Although dated, this study also identified several key risk factors for divorce in these physicians, including marrying before graduation from medical school, difficulty with anger management, and less perceived closeness to one’s own parents. Contemporary physicians are more likely to marry and less likely to divorce than nonphysicians (Figure).
we define medical marriage as a long-term relationship in which at least one partner is a physician, it is unclear how the demographic characteristics of physicians’ intimate relationships are captured. In our review of the literature, we noted that legal marriage among physicians is most likely to occur around graduation from medical school. Physicians’ older age at the time of first marriage, advanced education, and higher-than-average income all help provide the resources and resilience to navigate some of the complications of balancing home and career.
Medical marriages have certain benefits, and individuals in dual-physician couples have reported increased levels of marital satisfaction and intimacy because their partner understands the unique stressors in their career. This understanding can lead to more equal splitting of household duties and childcare. In addition, physicians have much less financial hardship than does the general US population. However, medical marriages can also suffer as a result of insufficient time with partner owing to fatigue and demanding workloads. Many physicians consider being “overworked” as normative; fear of compromising one’s career can lead to putting medicine before marriage and family.
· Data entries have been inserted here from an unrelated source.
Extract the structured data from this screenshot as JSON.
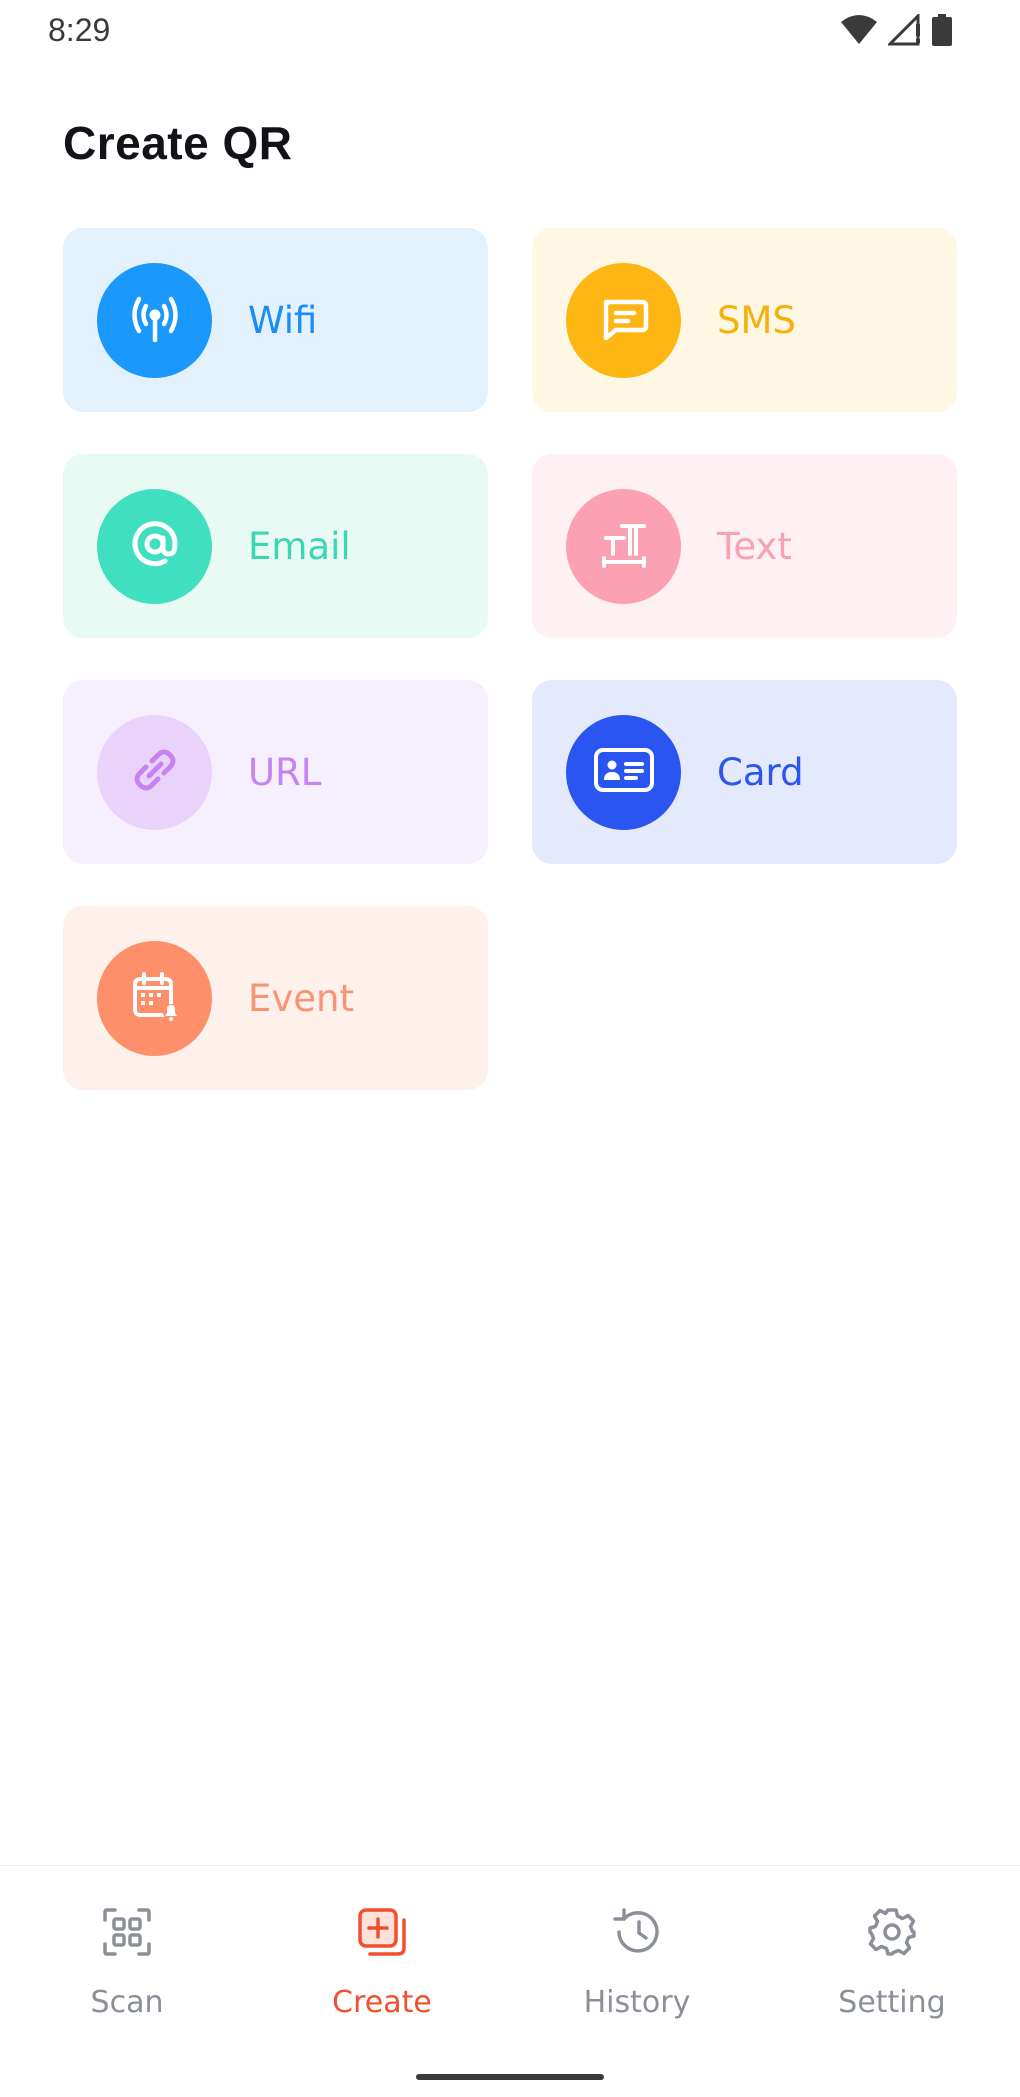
{
  "status_bar": {
    "time": "8:29",
    "icons": [
      "wifi-icon",
      "cellular-signal-icon",
      "battery-icon"
    ]
  },
  "page": {
    "title": "Create QR"
  },
  "tiles": [
    {
      "label": "Wifi",
      "icon": "wifi-antenna-icon",
      "bg": "#e3f1fd",
      "circle": "#1a98fb",
      "text_color": "#1a8ef5"
    },
    {
      "label": "SMS",
      "icon": "message-icon",
      "bg": "#fef7e3",
      "circle": "#fdb613",
      "text_color": "#f6b00e"
    },
    {
      "label": "Email",
      "icon": "at-icon",
      "bg": "#e9faf5",
      "circle": "#3fdfbf",
      "text_color": "#3dd6b5"
    },
    {
      "label": "Text",
      "icon": "text-format-icon",
      "bg": "#fff1f3",
      "circle": "#fca0b3",
      "text_color": "#f7a2b3"
    },
    {
      "label": "URL",
      "icon": "link-icon",
      "bg": "#f6effd",
      "circle": "#ead3fb",
      "text_color": "#c684f2"
    },
    {
      "label": "Card",
      "icon": "id-card-icon",
      "bg": "#e4eafc",
      "circle": "#2a55f0",
      "text_color": "#2a55ef"
    },
    {
      "label": "Event",
      "icon": "calendar-icon",
      "bg": "#fef0ea",
      "circle": "#fd8f6b",
      "text_color": "#f99474"
    }
  ],
  "nav": {
    "items": [
      {
        "label": "Scan",
        "icon": "scan-icon"
      },
      {
        "label": "Create",
        "icon": "create-icon"
      },
      {
        "label": "History",
        "icon": "history-icon"
      },
      {
        "label": "Setting",
        "icon": "gear-icon"
      }
    ],
    "active": "Create",
    "active_color": "#f0502e",
    "inactive_color": "#8b8f98"
  }
}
In single-physician couples, number of minutes spent awake with the physician partner per day and number of nights the physician partner is on call per week also influenced the domestic partner relationship satisfaction.
Career demands can vary with medical specialty, and specialty choice may be a risk factor for divorce. In particular, surgeons and psychiatrists were found to have a higher risk of divorce than did other physicians.
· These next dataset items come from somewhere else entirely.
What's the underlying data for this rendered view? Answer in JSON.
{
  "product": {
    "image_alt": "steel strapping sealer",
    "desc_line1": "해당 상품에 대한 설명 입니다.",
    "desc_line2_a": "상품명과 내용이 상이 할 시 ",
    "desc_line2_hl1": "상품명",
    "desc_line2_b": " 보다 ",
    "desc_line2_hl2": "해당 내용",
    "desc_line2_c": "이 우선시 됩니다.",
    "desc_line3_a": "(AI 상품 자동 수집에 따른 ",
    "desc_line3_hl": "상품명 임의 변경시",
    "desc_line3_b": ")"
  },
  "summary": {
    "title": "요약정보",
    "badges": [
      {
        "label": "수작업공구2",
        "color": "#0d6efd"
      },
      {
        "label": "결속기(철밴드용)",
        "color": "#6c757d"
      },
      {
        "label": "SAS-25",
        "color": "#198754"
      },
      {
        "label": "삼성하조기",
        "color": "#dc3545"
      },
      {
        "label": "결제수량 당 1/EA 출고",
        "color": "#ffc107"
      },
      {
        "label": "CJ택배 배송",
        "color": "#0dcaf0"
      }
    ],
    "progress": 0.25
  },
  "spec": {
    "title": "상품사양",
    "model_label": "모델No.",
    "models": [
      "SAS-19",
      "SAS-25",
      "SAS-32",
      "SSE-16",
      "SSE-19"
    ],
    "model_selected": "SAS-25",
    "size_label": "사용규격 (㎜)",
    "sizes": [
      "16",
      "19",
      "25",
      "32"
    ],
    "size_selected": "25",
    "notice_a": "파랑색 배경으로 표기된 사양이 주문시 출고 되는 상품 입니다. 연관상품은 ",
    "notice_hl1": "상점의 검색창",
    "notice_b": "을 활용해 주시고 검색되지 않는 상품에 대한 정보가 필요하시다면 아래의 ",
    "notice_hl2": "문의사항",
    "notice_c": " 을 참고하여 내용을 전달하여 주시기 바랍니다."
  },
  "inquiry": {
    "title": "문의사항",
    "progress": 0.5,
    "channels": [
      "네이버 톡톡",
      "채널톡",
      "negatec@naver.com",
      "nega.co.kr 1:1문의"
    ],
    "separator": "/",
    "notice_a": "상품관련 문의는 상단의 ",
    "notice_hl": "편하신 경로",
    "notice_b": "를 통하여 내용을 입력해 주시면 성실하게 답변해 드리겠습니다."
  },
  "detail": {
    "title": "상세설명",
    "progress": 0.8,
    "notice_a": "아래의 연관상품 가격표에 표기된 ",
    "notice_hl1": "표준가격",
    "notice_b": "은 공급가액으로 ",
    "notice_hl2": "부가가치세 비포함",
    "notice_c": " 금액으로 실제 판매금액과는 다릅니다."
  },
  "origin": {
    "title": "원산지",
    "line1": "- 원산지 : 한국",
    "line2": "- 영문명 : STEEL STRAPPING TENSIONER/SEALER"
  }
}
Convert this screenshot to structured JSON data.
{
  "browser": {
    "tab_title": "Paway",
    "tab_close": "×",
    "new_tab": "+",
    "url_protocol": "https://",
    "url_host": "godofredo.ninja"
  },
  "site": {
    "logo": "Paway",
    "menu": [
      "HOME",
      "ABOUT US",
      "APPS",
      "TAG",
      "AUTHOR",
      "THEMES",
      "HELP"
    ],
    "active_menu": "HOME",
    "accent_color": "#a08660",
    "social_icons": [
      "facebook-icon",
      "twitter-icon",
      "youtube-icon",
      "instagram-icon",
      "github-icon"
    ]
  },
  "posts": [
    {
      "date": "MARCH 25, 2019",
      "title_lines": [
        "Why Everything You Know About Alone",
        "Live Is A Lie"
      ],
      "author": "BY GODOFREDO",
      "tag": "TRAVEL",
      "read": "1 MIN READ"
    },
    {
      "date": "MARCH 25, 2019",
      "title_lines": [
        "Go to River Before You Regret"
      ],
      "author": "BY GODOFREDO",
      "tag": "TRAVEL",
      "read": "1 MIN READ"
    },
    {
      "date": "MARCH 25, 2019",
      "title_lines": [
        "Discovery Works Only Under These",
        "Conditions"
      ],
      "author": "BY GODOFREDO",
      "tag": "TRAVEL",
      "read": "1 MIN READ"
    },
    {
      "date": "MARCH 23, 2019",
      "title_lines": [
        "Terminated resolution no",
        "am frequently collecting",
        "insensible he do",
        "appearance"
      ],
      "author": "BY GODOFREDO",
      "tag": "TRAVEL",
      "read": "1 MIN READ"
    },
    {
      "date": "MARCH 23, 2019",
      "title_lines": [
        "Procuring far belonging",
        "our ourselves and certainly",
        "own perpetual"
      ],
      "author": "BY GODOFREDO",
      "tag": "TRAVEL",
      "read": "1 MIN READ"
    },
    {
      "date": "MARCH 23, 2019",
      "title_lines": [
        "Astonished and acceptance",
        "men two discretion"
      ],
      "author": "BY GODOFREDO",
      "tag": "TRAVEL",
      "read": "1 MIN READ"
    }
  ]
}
A 2010 study of surgeons found higher rates of career conflict in surgeons married or partnered to physicians than in surgeons married or partnered to working nonphysicians. Interestingly, this conflict was higher in dual-surgeon partnerships than in surgeons partnered with nonsurgeon physicians.
Because each couple has a different dynamic, it is difficult to understand what this risk means to an individual couple.
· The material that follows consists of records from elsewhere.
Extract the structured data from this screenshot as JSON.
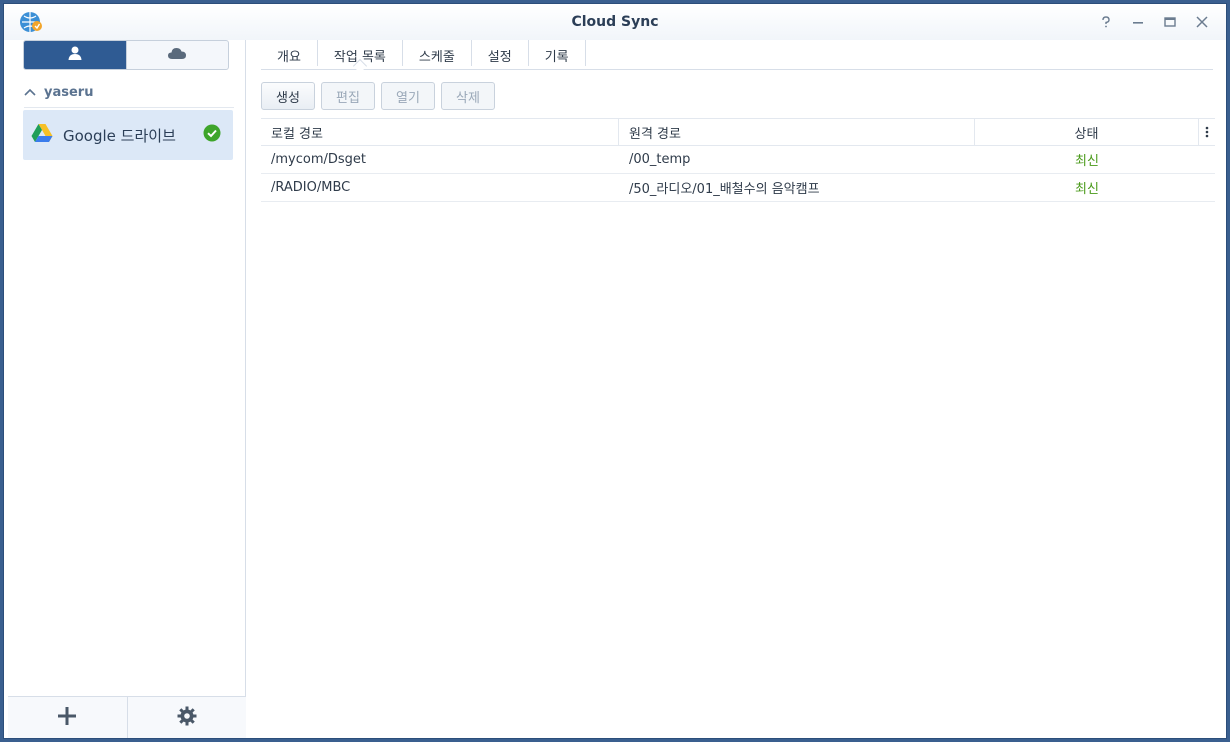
{
  "window": {
    "title": "Cloud Sync",
    "controls": [
      "help-icon",
      "minimize-icon",
      "maximize-icon",
      "close-icon"
    ]
  },
  "sidebar": {
    "segments": [
      "user-icon",
      "cloud-icon"
    ],
    "group": {
      "label": "yaseru"
    },
    "accounts": [
      {
        "name": "Google 드라이브",
        "icon": "google-drive-icon",
        "status_icon": "check-circle-icon"
      }
    ],
    "footer": [
      "plus-icon",
      "gear-icon"
    ]
  },
  "main": {
    "tabs": [
      {
        "label": "개요"
      },
      {
        "label": "작업 목록"
      },
      {
        "label": "스케줄"
      },
      {
        "label": "설정"
      },
      {
        "label": "기록"
      }
    ],
    "toolbar": {
      "create": "생성",
      "edit": "편집",
      "open": "열기",
      "delete": "삭제"
    },
    "table": {
      "headers": {
        "local": "로컬 경로",
        "remote": "원격 경로",
        "status": "상태"
      },
      "rows": [
        {
          "local": "/mycom/Dsget",
          "remote": "/00_temp",
          "status": "최신"
        },
        {
          "local": "/RADIO/MBC",
          "remote": "/50_라디오/01_배철수의 음악캠프",
          "status": "최신"
        }
      ]
    }
  },
  "colors": {
    "accent": "#2f5b93",
    "status_ok": "#4a9a1a",
    "selected_bg": "#dce8f7"
  }
}
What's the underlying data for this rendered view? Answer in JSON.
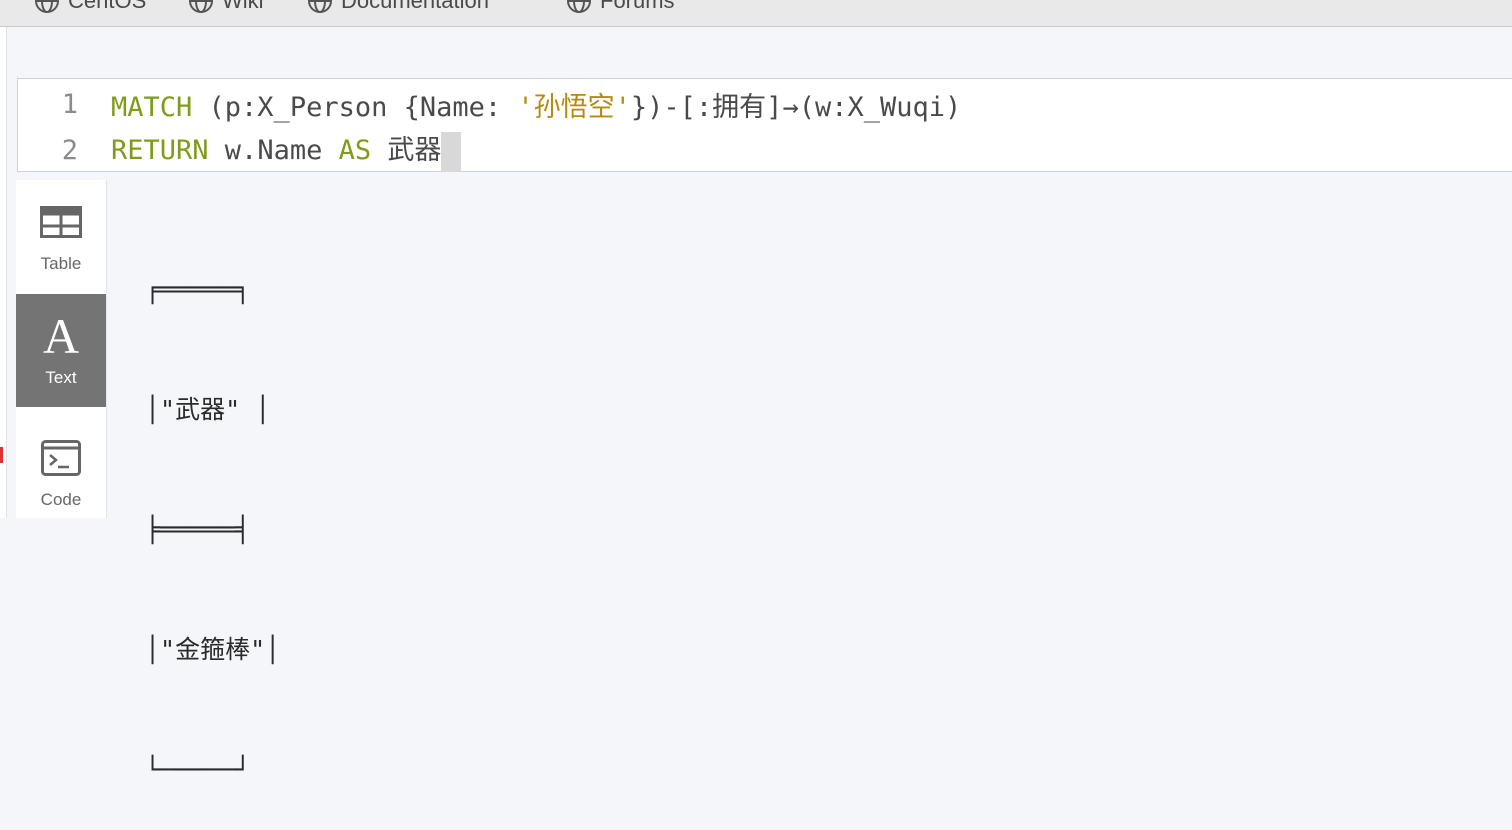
{
  "bookmarks": [
    {
      "label": "CentOS",
      "icon": "globe-icon"
    },
    {
      "label": "Wiki",
      "icon": "globe-icon"
    },
    {
      "label": "Documentation",
      "icon": "globe-icon"
    },
    {
      "label": "Forums",
      "icon": "globe-icon"
    }
  ],
  "editor": {
    "line_numbers": [
      "1",
      "2"
    ],
    "line1": {
      "kw_match": "MATCH",
      "pattern_start": " (p:X_Person {Name: ",
      "name_value": "'孙悟空'",
      "pattern_end": "})-[:拥有]→(w:X_Wuqi)"
    },
    "line2": {
      "kw_return": "RETURN",
      "expr": " w.Name ",
      "kw_as": "AS",
      "alias": " 武器"
    }
  },
  "result_tabs": [
    {
      "label": "Table",
      "icon": "table-icon",
      "active": false
    },
    {
      "label": "Text",
      "icon": "text-icon",
      "active": true
    },
    {
      "label": "Code",
      "icon": "code-icon",
      "active": false
    }
  ],
  "result_text": {
    "top_border": "╒═════╕",
    "header_row": "│\"武器\" │",
    "separator": "╞═════╡",
    "data_row": "│\"金箍棒\"│",
    "bottom_border": "└─────┘"
  },
  "colors": {
    "keyword": "#7e9c1a",
    "string": "#b58a10",
    "active_tab": "#747474"
  }
}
Our own research, based on semistructured interviews with 25 individuals in medical marriages, identifies several relationship “best practices,” including making the relationship a priority by working together to create daily routines, focusing on enhancing friendship and intimacy, and recognizing and addressing threats to the relationship.
In addition to being willing to share their experiences, we found that physicians and their domestic partners are interested in having the opportunity to reflect on how they personally balance medicine with having a family.
Medical training has changed since the turn of the 21st century. Restrictions on resident duty hours has shifted the amount of time that training physicians can spend in the hospital. These restrictions were based on concerns about patient safety rather than on a desire to promote physician wellness; thus, it is unclear whether restricted work hours help physicians achieve increased work-life balance. Contemporary literature does not provide young physicians with enough information about how other physicians manage having a career and family, and more research is certainly needed. Acknowledging the importance of work-life balance and personal fulfillment can be an important part of physician wellness. Despite the protective factors noted above, physicians must consciously commit to making their intimate relationships a priority. Losing ourselves in work is a disservice to both our families and our patients, because it is unsustainable for physicians who also desire to actively engage with a spouse or raise a family.